I was trying to diagonalize a not really nice matrix doing first a change of basis but I noticed that the two characteristic polynomials I get are different.
Original matrix and its characteristic polynomial is:
$ M_{\alpha} =\begin{bmatrix} 1 & -1 & 0 & -1 \\ \alpha & -\alpha+1 & 1 & -\alpha \\ \alpha & \alpha+1 & 2\alpha+1 & -\alpha \\ 1 & -1 & 0 & -1 \end{bmatrix} $
$p_a(\lambda)=\lambda^4-(2+a) \lambda^3 -2 a^2 \lambda^2$
My new basis:
$\mathcal{B'}=\{(1,\alpha, 0, 0), (0,1,1,0), (0,0,\alpha,0), (0,0,0,1) \}$
According to this basis $M_\alpha$ should be similar to:
$ M'_{\alpha} =\begin{bmatrix} 1 & -1 & 0 & -1 \\ 0 & 1 & 1 & 0 \\ 1 & 1 & 2 & -1 \\ 1 & -1 & 0 & -1 \end{bmatrix} $
and its characteristic polynomial should be: $p'(\lambda) = \lambda^4-3\lambda^2+\lambda^2 $
What am I doing wrong? (In any case I don't think my change of basis is the smartest one… something else?)

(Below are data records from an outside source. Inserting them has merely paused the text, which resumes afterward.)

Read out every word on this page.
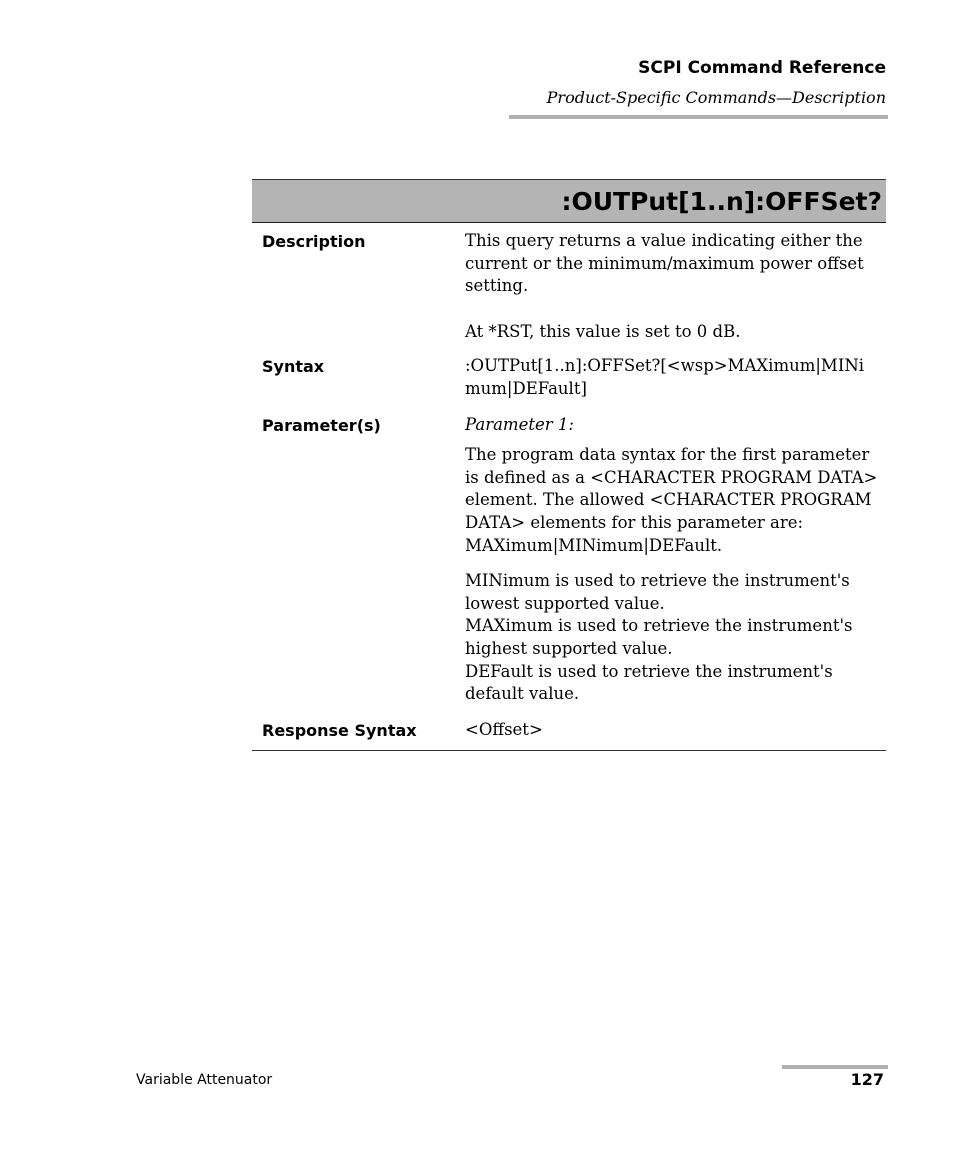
SCPI Command Reference
Product-Specific Commands—Description
:OUTPut[1..n]:OFFSet?
Description	This query returns a value indicating either the current or the minimum/maximum power offset setting.

At *RST, this value is set to 0 dB.

Syntax	:OUTPut[1..n]:OFFSet?[<wsp>MAXimum|MINimum|DEFault]

Parameter(s)	Parameter 1:

The program data syntax for the first parameter is defined as a <CHARACTER PROGRAM DATA> element. The allowed <CHARACTER PROGRAM DATA> elements for this parameter are: MAXimum|MINimum|DEFault.

MINimum is used to retrieve the instrument's lowest supported value.

MAXimum is used to retrieve the instrument's highest supported value.

DEFault is used to retrieve the instrument's default value.

Response Syntax	<Offset>
Variable Attenuator	127
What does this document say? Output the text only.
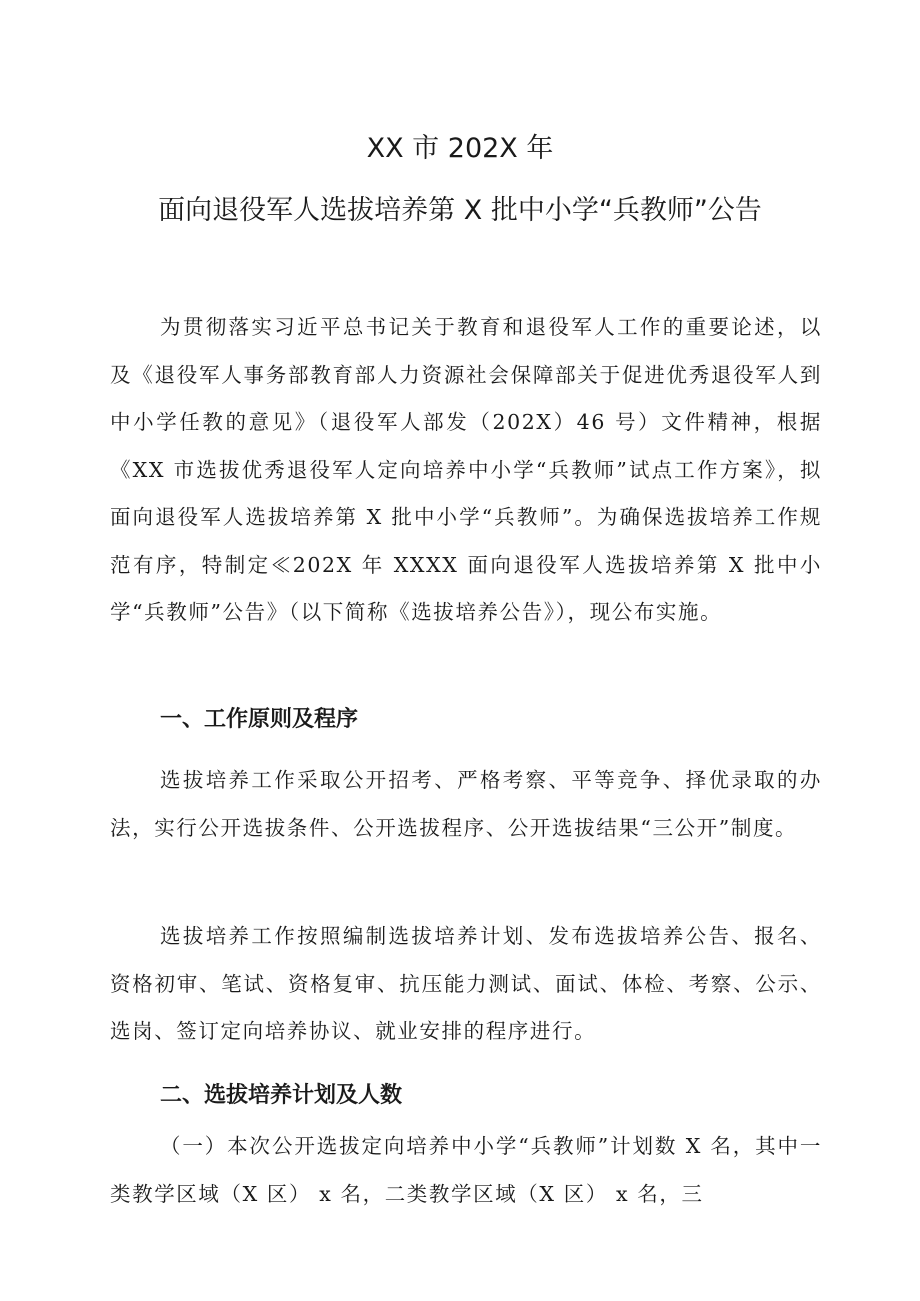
XX 市 202X 年
面向退役军人选拔培养第 X 批中小学“兵教师”公告
为贯彻落实习近平总书记关于教育和退役军人工作的重要论述，以及《退役军人事务部教育部人力资源社会保障部关于促进优秀退役军人到中小学任教的意见》（退役军人部发（202X）46 号）文件精神，根据《XX 市选拔优秀退役军人定向培养中小学“兵教师”试点工作方案》，拟面向退役军人选拔培养第 X 批中小学“兵教师”。为确保选拔培养工作规范有序，特制定≪202X 年 XXXX 面向退役军人选拔培养第 X 批中小学“兵教师”公告》（以下简称《选拔培养公告》），现公布实施。
一、工作原则及程序
选拔培养工作采取公开招考、严格考察、平等竞争、择优录取的办法，实行公开选拔条件、公开选拔程序、公开选拔结果“三公开”制度。
选拔培养工作按照编制选拔培养计划、发布选拔培养公告、报名、资格初审、笔试、资格复审、抗压能力测试、面试、体检、考察、公示、选岗、签订定向培养协议、就业安排的程序进行。
二、选拔培养计划及人数
（一）本次公开选拔定向培养中小学“兵教师”计划数 X 名，其中一类教学区域（X 区） x 名，二类教学区域（X 区） x 名，三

A matrix represents a map from one space to another (in this case $\mathbb{R}^4$ to $\mathbb{R}^4$). It is written with respect to two bases, one for each space. In this case, you want to use the same basis for both spaces.
However, to get from your first matrix to the second, you have only changed one of the two bases. To get the correct new matrix, you should multiply the original matrix by the change of basis matrix on one side, and by its inverse on the other side.